The Music of Words with Heidi Czerwiec

Episode Summary

In this episode of Summer Reading with UENLitFlix, join Matt and Jenn in a conversation with poet and essayist Heidi Czerwiec to discuss the crossover of literary elements into classic films. See how genre, form, and imagery offer a new perspective on film.

Episode Notes

In this episode of Summer Reading with UENLitFlix, join Matt and Jenn in a conversation with poet and essayist Heidi Czerwiec to discuss the crossover of literary elements into classic films. See how genre, form, and imagery offer a new perspective on film.

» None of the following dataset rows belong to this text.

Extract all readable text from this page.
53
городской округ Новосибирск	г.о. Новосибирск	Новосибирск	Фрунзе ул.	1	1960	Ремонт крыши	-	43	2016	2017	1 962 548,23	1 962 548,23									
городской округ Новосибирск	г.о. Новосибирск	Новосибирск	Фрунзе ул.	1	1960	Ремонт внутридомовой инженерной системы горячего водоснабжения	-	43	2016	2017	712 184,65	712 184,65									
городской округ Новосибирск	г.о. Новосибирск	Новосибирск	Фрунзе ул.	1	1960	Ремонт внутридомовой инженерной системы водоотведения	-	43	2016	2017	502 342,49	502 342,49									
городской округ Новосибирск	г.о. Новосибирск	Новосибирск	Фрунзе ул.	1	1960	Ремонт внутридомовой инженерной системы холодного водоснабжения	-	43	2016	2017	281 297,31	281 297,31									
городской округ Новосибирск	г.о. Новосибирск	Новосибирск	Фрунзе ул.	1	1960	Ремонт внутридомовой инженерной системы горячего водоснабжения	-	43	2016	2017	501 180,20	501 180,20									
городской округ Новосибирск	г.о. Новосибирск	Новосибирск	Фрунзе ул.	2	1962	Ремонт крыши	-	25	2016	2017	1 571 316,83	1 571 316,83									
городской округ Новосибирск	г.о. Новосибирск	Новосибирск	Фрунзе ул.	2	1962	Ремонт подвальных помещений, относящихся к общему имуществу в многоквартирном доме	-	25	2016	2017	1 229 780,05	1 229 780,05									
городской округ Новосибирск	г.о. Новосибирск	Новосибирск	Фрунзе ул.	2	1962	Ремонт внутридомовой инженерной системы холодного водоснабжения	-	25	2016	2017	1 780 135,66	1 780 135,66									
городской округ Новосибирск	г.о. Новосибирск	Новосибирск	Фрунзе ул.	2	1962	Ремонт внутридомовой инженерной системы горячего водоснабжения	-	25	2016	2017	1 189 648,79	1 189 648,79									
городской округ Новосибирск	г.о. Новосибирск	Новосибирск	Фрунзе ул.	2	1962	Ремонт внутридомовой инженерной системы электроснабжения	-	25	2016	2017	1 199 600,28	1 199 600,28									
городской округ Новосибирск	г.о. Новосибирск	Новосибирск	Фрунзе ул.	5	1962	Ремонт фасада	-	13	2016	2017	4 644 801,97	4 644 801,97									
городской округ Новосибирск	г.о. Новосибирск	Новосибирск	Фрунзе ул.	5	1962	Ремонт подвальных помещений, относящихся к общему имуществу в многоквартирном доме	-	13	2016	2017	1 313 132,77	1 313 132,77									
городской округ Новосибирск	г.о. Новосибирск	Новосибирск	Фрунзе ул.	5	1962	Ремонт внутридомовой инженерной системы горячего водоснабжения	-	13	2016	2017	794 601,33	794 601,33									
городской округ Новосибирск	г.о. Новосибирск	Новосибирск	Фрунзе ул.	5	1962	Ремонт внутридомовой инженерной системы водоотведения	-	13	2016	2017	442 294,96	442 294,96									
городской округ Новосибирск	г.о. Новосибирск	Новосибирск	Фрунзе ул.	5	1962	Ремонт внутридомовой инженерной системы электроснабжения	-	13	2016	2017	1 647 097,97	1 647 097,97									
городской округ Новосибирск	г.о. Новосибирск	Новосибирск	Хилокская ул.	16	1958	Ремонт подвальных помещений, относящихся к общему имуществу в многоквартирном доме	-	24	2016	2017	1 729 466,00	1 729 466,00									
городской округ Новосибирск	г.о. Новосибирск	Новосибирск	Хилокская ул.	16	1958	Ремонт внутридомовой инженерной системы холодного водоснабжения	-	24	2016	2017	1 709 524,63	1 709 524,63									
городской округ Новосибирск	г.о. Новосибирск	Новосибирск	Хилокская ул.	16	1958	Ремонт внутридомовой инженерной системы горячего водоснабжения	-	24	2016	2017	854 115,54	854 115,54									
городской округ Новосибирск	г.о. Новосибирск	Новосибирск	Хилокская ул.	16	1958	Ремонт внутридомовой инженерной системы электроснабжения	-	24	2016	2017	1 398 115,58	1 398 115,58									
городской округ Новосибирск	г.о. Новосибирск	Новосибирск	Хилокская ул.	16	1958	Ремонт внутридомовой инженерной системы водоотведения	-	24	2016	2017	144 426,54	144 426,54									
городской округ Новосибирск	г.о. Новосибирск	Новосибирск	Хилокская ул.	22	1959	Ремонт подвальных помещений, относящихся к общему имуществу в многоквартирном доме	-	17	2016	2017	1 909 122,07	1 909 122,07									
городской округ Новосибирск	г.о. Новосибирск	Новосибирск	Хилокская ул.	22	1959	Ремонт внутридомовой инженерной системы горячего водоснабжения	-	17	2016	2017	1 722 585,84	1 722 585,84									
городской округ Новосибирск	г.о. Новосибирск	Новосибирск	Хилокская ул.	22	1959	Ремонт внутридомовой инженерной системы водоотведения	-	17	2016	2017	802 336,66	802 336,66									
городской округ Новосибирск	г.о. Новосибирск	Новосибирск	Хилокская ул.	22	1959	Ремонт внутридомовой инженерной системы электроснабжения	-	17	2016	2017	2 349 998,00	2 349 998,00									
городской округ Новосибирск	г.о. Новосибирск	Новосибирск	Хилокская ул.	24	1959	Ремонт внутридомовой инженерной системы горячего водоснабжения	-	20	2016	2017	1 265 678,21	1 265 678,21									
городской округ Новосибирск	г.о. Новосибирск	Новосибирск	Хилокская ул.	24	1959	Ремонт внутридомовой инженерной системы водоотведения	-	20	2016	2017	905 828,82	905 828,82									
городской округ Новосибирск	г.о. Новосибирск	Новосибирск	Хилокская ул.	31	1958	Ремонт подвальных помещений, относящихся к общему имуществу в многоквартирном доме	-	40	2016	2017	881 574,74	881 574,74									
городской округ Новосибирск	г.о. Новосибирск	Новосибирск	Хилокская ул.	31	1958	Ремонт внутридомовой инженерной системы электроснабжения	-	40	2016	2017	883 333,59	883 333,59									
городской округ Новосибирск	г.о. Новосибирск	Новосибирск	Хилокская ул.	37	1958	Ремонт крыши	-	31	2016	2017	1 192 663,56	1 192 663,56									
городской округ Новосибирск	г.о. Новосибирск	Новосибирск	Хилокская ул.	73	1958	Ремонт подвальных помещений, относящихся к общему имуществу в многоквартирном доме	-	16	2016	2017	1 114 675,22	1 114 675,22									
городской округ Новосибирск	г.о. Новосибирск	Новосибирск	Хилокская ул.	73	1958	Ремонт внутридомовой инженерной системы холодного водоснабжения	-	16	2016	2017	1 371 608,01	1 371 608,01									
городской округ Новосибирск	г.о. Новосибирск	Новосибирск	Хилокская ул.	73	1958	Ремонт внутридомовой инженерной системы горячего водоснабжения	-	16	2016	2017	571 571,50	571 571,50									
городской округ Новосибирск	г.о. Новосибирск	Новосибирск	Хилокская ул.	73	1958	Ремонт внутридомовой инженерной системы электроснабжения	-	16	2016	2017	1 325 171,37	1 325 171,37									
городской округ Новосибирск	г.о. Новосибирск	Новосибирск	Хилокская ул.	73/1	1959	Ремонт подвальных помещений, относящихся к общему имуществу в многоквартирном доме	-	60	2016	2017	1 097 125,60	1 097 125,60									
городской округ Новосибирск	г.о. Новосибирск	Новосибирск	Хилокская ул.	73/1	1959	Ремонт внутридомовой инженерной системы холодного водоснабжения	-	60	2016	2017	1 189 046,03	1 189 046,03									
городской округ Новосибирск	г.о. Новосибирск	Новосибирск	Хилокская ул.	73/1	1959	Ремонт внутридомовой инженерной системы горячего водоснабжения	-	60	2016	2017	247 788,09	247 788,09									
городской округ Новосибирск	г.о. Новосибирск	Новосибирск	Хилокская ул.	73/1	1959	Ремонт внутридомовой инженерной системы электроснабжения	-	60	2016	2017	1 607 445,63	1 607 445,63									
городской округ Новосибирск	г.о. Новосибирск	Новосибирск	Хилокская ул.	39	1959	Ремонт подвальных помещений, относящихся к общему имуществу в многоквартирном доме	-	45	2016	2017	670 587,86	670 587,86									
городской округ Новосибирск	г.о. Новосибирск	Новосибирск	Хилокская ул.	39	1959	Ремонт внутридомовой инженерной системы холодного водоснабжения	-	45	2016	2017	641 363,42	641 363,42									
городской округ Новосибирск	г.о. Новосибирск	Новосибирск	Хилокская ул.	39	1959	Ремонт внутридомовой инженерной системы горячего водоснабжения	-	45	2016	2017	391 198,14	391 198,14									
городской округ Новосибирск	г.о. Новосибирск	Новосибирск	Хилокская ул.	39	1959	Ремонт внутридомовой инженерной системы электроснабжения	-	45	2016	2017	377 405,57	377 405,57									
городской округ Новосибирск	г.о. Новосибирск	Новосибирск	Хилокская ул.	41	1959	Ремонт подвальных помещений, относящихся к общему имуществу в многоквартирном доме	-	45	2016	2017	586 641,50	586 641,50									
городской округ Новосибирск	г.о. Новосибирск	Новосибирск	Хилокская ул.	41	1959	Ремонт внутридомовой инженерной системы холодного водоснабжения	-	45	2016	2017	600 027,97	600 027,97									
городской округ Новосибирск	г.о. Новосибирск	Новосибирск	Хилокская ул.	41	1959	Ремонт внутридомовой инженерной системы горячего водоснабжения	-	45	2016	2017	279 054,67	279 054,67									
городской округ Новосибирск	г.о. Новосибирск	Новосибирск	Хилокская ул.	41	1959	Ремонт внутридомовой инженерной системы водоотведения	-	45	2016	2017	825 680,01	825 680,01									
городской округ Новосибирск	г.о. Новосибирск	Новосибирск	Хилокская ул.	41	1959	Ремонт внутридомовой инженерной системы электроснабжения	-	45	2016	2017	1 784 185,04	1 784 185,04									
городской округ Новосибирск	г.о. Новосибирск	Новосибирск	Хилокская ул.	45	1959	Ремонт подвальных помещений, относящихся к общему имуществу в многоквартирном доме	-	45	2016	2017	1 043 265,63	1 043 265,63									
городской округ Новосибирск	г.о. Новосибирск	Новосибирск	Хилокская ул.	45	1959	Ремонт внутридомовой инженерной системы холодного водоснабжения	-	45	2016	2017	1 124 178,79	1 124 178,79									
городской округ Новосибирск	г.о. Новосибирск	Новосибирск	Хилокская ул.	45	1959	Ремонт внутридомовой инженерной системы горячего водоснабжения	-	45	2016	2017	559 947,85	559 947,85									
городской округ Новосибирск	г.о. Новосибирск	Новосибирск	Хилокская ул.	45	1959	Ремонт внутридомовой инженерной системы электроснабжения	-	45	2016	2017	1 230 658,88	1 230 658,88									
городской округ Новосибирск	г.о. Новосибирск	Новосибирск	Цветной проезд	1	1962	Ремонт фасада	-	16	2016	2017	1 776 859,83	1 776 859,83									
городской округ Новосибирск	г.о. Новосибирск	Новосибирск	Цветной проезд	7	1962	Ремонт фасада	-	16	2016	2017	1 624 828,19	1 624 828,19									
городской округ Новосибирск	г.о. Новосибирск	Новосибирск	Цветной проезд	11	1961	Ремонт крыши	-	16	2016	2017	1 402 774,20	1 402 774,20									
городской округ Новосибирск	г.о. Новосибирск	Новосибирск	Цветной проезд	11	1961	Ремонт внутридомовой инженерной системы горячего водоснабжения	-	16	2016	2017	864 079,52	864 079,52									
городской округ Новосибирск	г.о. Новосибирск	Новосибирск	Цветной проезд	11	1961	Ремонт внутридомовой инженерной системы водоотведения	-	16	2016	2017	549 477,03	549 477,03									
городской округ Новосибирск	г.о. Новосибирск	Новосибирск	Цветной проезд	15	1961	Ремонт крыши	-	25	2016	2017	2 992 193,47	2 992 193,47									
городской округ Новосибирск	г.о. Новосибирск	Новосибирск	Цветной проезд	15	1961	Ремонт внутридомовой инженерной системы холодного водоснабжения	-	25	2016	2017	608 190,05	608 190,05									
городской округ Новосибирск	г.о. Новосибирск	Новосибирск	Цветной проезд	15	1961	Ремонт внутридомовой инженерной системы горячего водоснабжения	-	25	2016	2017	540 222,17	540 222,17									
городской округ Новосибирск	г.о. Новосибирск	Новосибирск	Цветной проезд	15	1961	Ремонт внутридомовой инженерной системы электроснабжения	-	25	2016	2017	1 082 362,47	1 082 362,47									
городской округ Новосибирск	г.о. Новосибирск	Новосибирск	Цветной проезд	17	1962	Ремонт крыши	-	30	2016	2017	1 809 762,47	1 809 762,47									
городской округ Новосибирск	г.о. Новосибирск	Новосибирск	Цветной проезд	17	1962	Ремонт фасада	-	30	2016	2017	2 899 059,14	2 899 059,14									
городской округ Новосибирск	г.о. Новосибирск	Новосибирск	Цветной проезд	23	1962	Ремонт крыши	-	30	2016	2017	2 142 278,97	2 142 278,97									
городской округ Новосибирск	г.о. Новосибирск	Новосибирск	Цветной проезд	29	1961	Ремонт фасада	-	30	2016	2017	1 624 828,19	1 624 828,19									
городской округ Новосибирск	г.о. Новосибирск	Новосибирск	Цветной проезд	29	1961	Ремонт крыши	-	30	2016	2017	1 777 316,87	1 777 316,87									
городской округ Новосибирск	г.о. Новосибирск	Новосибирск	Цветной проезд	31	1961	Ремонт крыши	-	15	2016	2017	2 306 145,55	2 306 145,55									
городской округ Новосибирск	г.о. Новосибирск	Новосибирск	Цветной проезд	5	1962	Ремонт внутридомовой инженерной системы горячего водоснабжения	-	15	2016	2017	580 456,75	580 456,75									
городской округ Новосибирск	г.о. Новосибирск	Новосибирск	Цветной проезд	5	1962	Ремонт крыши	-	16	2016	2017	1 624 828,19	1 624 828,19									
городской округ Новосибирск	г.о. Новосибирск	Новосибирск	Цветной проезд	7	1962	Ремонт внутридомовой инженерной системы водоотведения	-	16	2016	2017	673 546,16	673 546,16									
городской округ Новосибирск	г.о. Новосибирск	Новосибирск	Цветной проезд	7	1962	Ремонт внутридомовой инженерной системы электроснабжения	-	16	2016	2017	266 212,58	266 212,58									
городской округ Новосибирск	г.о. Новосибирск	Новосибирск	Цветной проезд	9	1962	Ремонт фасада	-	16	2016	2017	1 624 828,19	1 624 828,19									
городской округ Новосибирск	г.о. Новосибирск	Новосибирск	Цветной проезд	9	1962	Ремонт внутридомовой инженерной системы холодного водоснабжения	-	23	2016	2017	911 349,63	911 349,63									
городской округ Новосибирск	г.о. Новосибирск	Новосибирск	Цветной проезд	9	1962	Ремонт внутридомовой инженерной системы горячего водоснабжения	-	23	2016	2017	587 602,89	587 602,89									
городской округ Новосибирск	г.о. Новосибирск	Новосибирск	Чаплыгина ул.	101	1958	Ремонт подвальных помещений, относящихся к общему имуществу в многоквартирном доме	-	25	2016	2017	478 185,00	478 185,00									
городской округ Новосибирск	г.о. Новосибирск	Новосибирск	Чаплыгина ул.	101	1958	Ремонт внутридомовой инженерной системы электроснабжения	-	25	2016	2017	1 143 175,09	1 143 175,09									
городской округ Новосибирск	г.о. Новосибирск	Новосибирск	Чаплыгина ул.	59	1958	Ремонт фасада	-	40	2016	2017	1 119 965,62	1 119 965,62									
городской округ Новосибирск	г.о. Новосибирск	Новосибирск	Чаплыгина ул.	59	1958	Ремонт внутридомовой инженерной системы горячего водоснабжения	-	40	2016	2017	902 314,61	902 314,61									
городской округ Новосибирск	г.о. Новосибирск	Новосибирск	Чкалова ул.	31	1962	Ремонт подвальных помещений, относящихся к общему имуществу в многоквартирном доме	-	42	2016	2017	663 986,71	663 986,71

Heidi Czerwiec: https://www.heidiczerwiec.com/

Explore classic films and related booklists with UEN LitFlix: https://www.uen.org/litflix/

Episode Transcription

[MUSIC PLAYING] 

Hi, folks. Welcome to another episode of the LitFlix podcast. I'm so excited to talk to our guest today and jump into an amazing discussion about genre and form and literature and poetry and nonfiction and film. The list goes on about all the amazing literary things we're going to talk about in this episode. Jenn, thank you so much for pulling our guest in. She is fantastic.

She is. Poet and essayist Heidi Czerwiec an alum of the University of Utah. And she's the author of the lyric essay collection Fluid States, winner of the Pleiades Press 2018 Robert C. Jones Prize for Short Prose, and the poetry collection Conjoining, and other publications too. She earned her Ph.D. in English and American literature at the University of Utah and now teaches and writes in Minneapolis. And you can visit her at HeidiCzerwiec.com. And that's H-E-I-D-I C-Z-E-R-W-I-E-C dotcom.

And she is an amazing guest because she has such a depth of knowledge about what's going on. But you left the most important part out of why she is one of our guests, which is, Jenn, you and she have a long history because you went to grad school together.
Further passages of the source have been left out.